While proponents of legalized marijuana dismiss out of hand the notion that federal law will ever take state law to task on the issue, entities that advise county and municipal governments take that possibility very seriously and have urged caution. In an advisory article in the September/October 2014 issue of CityVision Magazine, a publication of the Association of Washington Cities that provides training and guidance to municipal authorities, Hilary Bricken of the Canna Law Group wrote, "Washington cities and counties are using federal illegality as a basis for banning cannabis businesses." She added that even though the U.S. Department of Justice (DOJ) provided a memorandum to U.S. Attorneys on certain federal priorities that could leave marijuana law enforcement to state law authorities, the memorandum was not legally binding. "And it does not change federal law," she wrote. "The federal government remains able to enforce federal law even against I-502 businesses that are in compliance with all state laws." The article advised Washington cities to carefully consider "the conflict between state and federal marijuana laws where their own local business licensing and permitting for cannabis businesses may be construed as violations of federal law because that licensing or permitting operates as an 'endorsement' of marijuana cultivation and distribution. These cities and counties could fear federal prosecution of their civic leaders and the loss of federal funding." The article ends with a statement of certainty that sooner or later the issue will make its way to the highest state court.

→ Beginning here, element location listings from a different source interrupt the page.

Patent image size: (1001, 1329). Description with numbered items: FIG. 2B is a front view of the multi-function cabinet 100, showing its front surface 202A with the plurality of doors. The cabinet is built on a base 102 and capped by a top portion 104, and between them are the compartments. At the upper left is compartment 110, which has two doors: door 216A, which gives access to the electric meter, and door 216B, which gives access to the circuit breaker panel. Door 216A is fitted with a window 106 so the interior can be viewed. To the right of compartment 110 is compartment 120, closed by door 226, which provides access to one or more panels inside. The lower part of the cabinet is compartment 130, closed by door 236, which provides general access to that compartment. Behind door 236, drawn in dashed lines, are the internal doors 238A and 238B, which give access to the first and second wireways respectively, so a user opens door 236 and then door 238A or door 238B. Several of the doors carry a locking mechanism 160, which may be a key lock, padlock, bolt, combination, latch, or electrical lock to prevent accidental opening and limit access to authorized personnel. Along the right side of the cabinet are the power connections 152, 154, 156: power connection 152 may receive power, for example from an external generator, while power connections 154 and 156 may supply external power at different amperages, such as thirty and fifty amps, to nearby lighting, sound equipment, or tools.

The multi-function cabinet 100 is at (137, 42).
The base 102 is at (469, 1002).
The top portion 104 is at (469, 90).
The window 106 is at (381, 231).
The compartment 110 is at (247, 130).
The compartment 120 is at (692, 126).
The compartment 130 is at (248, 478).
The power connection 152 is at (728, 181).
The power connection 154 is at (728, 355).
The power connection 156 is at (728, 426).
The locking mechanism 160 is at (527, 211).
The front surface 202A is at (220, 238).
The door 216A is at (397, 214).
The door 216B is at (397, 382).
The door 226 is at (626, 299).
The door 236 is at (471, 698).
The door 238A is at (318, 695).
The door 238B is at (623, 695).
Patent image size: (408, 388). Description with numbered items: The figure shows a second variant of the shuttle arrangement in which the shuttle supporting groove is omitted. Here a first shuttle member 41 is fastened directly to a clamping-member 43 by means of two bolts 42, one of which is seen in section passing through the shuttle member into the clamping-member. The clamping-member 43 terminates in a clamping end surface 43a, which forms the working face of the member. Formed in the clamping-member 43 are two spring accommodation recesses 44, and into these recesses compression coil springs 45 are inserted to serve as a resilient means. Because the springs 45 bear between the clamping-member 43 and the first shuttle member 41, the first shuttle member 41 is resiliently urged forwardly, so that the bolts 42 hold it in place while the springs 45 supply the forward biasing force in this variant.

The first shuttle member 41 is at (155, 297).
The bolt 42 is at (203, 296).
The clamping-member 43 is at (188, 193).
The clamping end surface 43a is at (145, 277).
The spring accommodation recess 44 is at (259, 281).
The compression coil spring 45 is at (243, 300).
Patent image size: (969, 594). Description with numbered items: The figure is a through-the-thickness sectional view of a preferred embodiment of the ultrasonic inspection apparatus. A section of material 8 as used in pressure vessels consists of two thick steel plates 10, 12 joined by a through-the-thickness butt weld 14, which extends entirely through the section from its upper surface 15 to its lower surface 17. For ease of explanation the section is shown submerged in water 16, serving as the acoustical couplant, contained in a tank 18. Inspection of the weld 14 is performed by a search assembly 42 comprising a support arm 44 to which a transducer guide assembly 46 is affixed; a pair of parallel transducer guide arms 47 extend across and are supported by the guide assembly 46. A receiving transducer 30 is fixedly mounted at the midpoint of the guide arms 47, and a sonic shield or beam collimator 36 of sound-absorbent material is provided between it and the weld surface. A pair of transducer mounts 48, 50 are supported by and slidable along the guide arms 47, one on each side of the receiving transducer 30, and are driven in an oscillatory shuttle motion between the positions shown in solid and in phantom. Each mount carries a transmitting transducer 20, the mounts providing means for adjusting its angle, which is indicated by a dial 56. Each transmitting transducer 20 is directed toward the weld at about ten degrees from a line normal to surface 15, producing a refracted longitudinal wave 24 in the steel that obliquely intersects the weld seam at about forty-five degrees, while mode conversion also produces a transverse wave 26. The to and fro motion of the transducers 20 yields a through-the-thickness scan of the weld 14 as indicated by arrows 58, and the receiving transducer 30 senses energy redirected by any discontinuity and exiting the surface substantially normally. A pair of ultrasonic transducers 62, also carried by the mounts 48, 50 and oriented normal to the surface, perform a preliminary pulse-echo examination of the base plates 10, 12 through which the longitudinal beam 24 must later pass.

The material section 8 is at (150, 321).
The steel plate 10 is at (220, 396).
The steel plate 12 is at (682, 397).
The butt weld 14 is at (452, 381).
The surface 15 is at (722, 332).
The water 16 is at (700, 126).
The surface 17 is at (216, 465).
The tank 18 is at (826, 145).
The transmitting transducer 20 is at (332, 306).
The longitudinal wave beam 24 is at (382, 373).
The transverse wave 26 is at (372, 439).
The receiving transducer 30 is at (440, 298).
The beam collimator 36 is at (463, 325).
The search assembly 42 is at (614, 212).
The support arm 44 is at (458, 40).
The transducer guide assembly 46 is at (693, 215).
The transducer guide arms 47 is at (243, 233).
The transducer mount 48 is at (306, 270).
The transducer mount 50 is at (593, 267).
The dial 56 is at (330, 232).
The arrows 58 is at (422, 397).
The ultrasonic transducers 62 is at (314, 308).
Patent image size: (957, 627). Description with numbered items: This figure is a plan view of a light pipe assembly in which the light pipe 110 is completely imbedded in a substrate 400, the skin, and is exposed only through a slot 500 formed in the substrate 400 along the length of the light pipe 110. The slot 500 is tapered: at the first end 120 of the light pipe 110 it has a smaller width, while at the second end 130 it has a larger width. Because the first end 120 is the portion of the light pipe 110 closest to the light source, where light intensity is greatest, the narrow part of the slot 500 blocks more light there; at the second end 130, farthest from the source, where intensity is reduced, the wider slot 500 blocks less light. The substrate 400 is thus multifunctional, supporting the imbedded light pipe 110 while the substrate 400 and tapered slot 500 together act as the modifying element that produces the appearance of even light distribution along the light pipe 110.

Federal courts have not hesitated to strike down state laws that contradict federal law; as recently as Nov. 8 this year, Judge Susan Bolton of Federal District Court in Phoenix ruled that an Arizona law on immigration was invalid because it conflicted with federal authority. For the present, federal authorities have turned blind eyes on Colorado and Washington. No one at any federal level has given assurance that will remain the case indefinitely so long as federal law still prohibits sale of marijuana.
"Given the sensitivity of a pot shop coming to a city that had previously voted against the matter, I feel it was absolutely incumbent that the mayor inform the council, regardless of his own feelings," says council member Mike Cannon. He, too, presses the point about federal law. "While business permits normally do not come before the council, when they involve breaking federal law and the controversy of legalizing pot, common sense would demand consulting with the council and notifying the public."
Cannon adds that city government has been secretive. "Transparency is essential to a good government, and it seems to be sorely missing in our city administration," he says. "In addition to training on transparency, I feel training on avoiding conflicts of interest is needed by city leaders, including the council. In hindsight, significant information was not disclosed at times the council was asked to vote on various issues." Cannon calls the way the pot shop issue was handled an awful mess and a sad turn for the community.
Baze dismisses the complaints about not revealing the LCB notice. "I understand how they feel," he says. "But the reality is, we can't treat one business any differently than any other. It's not fair." Despite Klickitat County and Goldendale having voted against I-502, to Baze the state's passage of I-502 trumps local consideration. "It's the law," he says. "I'm just doing my job."